Attention ! Tous ceux qui s’activent à piller frénétiquement les biens de notre patrimoine commun, tous les coupeurs de route, tous  les braqueurs sur les engins, tous les auteurs d’exécutions extrajudiciaires et les kidnappeurs de mineurs ne sont pas exclusivement des Zaghawa.
Beaucoup de malfaiteurs et autres bandits sont assimilés à tort aux Zaghawa en se camouflant comme eux et en parlant l'arabe à connotation Zaghawa (Hadjo-Mafi). Le MPS avait apporté dans ses bagages l'idée de la dévalorisation de nos mœurs, de nos cultures et de nos traditions, de nos sultanats et même de nos cantons. A  côté il a été crée de nouveaux sultanats factices et des cantons artificiels sans aucune substance.

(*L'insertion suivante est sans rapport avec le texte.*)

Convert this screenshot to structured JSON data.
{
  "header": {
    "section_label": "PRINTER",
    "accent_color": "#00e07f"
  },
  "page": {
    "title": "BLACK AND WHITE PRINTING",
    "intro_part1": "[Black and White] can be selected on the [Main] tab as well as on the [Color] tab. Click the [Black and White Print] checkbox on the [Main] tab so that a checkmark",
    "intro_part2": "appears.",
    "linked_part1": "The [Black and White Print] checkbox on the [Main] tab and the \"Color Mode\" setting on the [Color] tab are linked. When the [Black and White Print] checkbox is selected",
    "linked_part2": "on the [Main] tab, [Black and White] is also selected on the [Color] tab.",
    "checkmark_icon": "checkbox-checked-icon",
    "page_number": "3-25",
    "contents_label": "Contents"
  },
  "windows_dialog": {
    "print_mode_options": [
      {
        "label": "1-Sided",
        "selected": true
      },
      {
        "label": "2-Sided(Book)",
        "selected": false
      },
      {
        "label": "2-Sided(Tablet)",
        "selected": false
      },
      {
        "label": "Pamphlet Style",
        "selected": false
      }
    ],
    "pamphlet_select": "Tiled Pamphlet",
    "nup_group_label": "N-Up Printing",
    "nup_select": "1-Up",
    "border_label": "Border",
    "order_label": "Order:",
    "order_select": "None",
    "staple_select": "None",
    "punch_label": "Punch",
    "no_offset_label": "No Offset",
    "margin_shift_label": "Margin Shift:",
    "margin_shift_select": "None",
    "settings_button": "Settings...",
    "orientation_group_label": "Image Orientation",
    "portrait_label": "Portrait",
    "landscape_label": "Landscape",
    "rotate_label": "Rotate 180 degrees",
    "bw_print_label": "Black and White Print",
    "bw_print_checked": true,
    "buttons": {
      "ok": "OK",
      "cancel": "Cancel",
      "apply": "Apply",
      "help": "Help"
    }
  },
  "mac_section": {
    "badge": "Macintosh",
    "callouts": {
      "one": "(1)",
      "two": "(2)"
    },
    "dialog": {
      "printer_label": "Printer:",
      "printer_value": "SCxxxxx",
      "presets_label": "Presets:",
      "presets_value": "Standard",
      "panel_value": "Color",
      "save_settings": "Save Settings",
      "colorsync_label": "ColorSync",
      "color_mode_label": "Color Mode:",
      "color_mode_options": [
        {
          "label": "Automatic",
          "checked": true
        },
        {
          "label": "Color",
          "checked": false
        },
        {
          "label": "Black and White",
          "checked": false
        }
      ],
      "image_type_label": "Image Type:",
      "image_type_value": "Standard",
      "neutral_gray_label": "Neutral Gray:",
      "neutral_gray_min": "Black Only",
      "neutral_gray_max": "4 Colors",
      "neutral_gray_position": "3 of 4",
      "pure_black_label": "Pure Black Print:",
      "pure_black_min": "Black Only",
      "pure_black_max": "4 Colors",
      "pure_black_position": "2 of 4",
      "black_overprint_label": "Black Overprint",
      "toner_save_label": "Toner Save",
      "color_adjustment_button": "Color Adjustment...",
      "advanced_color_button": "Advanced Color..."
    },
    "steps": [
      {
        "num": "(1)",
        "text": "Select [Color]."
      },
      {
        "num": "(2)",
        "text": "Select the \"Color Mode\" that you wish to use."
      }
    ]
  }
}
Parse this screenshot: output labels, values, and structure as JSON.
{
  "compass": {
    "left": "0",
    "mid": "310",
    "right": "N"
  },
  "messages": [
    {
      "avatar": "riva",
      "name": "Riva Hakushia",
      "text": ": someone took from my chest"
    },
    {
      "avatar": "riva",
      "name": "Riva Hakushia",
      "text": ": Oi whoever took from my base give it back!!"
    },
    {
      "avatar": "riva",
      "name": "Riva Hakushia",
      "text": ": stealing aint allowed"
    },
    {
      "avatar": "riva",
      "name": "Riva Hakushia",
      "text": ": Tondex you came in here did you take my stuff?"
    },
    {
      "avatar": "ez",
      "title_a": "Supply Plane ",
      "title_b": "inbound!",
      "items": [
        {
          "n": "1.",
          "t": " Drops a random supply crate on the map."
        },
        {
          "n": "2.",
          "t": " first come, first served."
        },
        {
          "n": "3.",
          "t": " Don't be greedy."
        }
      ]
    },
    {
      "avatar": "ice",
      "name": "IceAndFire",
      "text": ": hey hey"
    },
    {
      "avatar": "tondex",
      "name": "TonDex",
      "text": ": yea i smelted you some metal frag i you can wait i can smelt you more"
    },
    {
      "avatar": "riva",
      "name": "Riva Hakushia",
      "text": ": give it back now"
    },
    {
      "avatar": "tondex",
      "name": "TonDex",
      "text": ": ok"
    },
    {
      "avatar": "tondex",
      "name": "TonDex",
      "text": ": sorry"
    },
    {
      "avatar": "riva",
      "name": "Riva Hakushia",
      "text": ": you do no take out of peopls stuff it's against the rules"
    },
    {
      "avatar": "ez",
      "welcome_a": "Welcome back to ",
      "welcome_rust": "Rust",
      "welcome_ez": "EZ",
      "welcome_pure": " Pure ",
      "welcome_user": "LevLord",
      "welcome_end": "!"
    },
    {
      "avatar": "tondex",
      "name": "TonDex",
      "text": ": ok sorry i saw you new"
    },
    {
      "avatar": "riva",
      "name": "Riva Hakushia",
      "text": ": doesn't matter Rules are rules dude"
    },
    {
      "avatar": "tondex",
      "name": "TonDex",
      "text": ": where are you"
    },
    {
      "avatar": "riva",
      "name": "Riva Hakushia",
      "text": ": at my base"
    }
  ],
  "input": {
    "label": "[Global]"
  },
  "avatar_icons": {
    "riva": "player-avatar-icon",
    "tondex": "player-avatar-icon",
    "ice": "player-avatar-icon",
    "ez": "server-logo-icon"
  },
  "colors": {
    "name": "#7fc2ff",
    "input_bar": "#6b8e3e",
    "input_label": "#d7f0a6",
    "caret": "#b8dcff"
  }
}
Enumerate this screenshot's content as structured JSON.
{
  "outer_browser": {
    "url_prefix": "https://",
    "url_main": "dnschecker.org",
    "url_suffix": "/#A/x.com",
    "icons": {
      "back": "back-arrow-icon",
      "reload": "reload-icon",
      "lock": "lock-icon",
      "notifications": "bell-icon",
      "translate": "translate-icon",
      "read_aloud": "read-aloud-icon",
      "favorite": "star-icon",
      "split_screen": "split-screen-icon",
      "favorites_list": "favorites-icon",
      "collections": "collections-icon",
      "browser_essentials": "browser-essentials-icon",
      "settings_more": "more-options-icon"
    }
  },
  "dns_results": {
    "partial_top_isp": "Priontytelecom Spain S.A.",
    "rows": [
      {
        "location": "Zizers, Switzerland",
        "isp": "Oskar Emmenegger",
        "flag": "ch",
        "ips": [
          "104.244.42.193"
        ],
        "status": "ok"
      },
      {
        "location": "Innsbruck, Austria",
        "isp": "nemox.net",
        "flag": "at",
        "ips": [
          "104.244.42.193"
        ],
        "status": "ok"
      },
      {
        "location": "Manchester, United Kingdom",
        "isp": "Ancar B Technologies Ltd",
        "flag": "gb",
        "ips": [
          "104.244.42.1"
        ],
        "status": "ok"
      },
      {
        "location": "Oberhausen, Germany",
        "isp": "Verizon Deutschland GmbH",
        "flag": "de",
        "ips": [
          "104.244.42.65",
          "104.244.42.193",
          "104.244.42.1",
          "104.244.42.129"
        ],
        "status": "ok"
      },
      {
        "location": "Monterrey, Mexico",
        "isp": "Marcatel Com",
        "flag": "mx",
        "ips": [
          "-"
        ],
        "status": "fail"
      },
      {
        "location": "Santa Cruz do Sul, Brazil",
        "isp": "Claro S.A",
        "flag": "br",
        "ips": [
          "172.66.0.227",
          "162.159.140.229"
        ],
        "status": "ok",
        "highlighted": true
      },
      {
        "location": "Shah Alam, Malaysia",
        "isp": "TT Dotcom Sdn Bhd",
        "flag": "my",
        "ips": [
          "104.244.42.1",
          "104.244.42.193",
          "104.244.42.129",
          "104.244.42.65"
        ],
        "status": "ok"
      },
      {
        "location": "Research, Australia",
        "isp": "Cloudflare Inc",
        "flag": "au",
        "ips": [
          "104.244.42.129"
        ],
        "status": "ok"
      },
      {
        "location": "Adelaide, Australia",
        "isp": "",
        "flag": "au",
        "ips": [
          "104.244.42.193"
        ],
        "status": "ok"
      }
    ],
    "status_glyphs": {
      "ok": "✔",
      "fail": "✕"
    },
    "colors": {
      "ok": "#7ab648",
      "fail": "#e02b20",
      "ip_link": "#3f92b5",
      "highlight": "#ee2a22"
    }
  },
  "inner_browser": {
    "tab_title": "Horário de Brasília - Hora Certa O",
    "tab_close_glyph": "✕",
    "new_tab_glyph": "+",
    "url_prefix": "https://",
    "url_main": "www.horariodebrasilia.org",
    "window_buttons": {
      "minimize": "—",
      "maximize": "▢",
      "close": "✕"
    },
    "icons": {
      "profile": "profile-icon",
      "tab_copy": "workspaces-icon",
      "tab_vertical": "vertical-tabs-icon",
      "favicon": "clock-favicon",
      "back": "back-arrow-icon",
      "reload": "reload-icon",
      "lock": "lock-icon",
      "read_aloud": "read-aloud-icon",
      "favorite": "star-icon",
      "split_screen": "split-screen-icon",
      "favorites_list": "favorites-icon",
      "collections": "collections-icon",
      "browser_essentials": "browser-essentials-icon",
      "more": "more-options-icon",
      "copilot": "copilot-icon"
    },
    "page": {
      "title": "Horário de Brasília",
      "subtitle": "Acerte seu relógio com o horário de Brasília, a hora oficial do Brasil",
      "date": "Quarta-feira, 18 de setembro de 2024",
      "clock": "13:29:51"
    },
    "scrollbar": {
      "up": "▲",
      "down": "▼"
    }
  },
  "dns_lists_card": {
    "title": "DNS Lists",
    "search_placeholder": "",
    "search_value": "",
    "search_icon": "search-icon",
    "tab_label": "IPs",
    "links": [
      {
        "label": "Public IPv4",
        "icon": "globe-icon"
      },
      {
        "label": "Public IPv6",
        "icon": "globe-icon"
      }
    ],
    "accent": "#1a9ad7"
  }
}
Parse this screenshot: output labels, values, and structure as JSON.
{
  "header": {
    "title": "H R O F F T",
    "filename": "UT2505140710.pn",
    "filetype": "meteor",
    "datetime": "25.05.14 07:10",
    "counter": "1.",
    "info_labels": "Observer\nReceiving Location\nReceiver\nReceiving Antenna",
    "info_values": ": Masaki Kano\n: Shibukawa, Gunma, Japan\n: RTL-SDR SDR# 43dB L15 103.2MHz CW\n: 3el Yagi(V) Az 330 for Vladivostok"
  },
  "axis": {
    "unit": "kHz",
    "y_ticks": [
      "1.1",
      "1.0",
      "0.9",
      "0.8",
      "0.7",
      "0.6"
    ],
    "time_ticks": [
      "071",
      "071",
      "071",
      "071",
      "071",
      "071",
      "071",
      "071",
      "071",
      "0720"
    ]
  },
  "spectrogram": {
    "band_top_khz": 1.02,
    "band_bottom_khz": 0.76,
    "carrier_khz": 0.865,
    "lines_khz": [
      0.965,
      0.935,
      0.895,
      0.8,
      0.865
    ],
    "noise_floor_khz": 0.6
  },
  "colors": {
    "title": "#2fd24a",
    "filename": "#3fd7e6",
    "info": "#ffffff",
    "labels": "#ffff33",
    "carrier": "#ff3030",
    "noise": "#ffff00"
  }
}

Dans les villes, les villages et les ferrick, les anciens propriétaires terriens ont été réduits d’abandonner leurs terres à de nouveaux conquérants sous la menace, quand ils n’étaient pas acculés de les vendre à vil prix.
À cause de ces frustrations, spoliations, dépossessions, confiscations, dépouillements et autres viols endurés depuis 23 ans par 90% des Tchadiens, une forte majorité de personnes humiliées, bafouées dans leur honneur et exclues du partage des richesses du Pays, chercheront certainement à se venger contre certaines communautés – et précisément les Zaghawa - le jour où le changement inéluctable se produira au Tchad. 
Ce jour là, et tout le long de ceux qui suivront, gare à ne pas se tromper d’ennemi ou de personne sur qui se venger. Car il y aura, quoi qu’on dise, des vengeances à grande échelle qu’il sera difficile d’empêcher.
 
Un jour, lors d'une discussion sur le devenir du Tchad, un vieux sage Zaghawa disait ceci : « Nous sommes tellement haïs par les Tchadiens qu'un jour viendra où vous rencontrerez un individu entrain de creuser en pleine piste un trou. Quand vous lui demanderez ce qu'il est en train de faire, il vous répondra qu'il cherche à creuser le trou pour déterrer un Zaghawa qui avait pris son honneur. »
Moralité : Il est très urgent de changer dès maintenant les mentalités et préparer les Tchadiens pour le devenir du Tchad, avant que ne tombe brusquement le pouvoir du MPS et de ses marionnettes. Et que ne se déclenche en conséquence une sanglante nuit des longs couteaux dont les plus grandes victimes seront, non pas les Bidéyat Bilié qui ont causé tant de mal au Tchad, mais la pauvre communauté Zaghawa qui pourrait faire office de victime expiatoire.
 Ce qui pourrait constituer une énorme erreur historique.